Finelines is a beautiful album, considering it’s the debut album of a band that literally came out of nowhere, everything is even more magical and interesting.
16 tracks.
Need to press Skip on the player: zero.

The singer's voice is clear and wonderfully melodic, yet desperately angry and lost within reverberations of dreamlike and deep sounds. The sound is typically American, in the realm of grunge, with the addition of labyrinthine tones and significant psychedelic loops, delay effects combined with the power of some sharp riffs (I suppose they have a wide array of pedals at their disposal live).
In other words, there's nothing in common with the new raw and dry sounds of various Strokes and White Stripes; rather, one could say that My Vitriol is the right combination of nirvana (to whom they owe much), Verve, and a touch of seventies-progressive (The Nice?? Well, I don't know…).
Indie rock enthusiasts cannot miss this appointment with this work. Entirely arpeggiated and clean songs ("Taprobane"), others dirty, only riffs and octaves in fast sequences, broken by rasping screams alternating with a singing always perfectly in tune and a basic melody always very catchy ("Losing Touch," "Pieces," "Always Your Way").

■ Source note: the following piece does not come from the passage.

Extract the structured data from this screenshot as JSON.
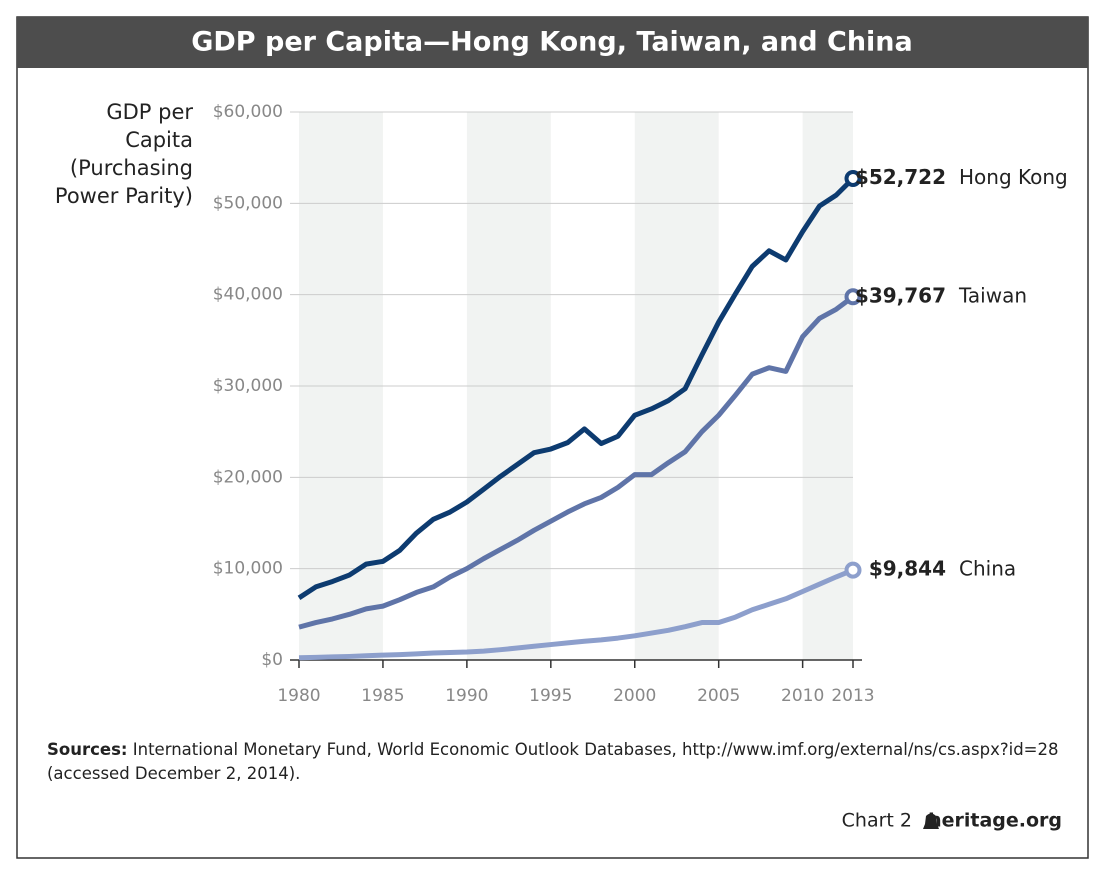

The single that should have launched them in Europe is "Grounded," to whose video (as beautiful as it is absurd and twisted) participated someone who made being alternative a must in life, Vincent Gallo.

If you don't want to buy this gem because you are still skeptical, download one of the tracks I mentioned or ask someone who already has this album at home, and if they tell you it's not worth it... don't believe them!